The investors filed their lawsuit in a court in St Gallen, northeastern Switzerland, weeks after Swiss authorities staged the takeover of Credit Suisse by its biggest rival, UBS, to try to stem a crisis of confidence in the global banking sector.
The bondholders are represented by the law firm Quinn Emanuel Urquhart & Sullivan, which said it had assembled a “multi-jurisdictional team of lawyers” from across Switzerland, the United States and the United Kingdom.
They are challenging the decision by the Swiss Financial Market Supervisory Authority (Finma) to trigger a “full writedown” of the value of all of the bank’s so-called AT1 bonds as part of the UBS acquisition.
As a result, Credit Suisse bondholders lost a total of 16 billion Swiss francs in bank debt, contrary to conventional rules that generally mean that equity investors, those who hold shares, are wiped out before their peer holders. of debt.
Thomas Werlen, managing partner of Quinn Emanuel in Switzerland, said: “Finma’s decision undermines international confidence in the legal certainty and reliability of the Swiss financial center. We are committed to rectifying this decision, which will not only benefit our clients, but will also strengthen Switzerland’s position as a key jurisdiction in the global financial system.”
Typically, when a company fails, bondholders rank above shareholders in the pecking order of creditors in terms of recoveries that can be paid. However, the value of AT1 bonds was wiped out entirely as a result of the UBS deal, while Credit Suisse shareholders significantly reduced the value of their shares.
The unusual move triggered a sell-off in the AT1 bond market as investors feared the conventions would be scrapped if other banks ran into trouble.

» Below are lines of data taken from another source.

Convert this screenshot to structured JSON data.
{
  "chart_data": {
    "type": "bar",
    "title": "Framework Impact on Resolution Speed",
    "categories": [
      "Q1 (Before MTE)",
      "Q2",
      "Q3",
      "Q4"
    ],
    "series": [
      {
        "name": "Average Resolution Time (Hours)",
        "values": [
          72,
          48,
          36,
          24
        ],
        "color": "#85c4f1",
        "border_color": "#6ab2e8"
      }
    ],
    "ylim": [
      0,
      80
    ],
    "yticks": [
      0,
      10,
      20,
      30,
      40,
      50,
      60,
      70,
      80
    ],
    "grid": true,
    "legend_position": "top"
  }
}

Central banks in other jurisdictions, including the UK and the eurozone, were subsequently forced to issue statements reassuring investors that the Swiss decision would not set a precedent and that their jurisdictions would follow a hierarchy in which shareholders would lose out to the bondholders.
Richard East, senior partner at Quinn Emanuel’s London office, said the lawsuit against Finma was “the first in a series of steps” the law firm would take to seek redress for its clients who “had been unlawfully deprived of their property rights”.
Finma previously said that AT1 bond contracts allow redemptions in some cases, even when there is extraordinary government support. He has said that the government’s decision to provide emergency liquidity for the deal through the Swiss National Bank also gave the financial regulator the authority to write down the debt.
A Finma spokesman declined to comment on the lawsuit. Credit Suisse also declined to comment.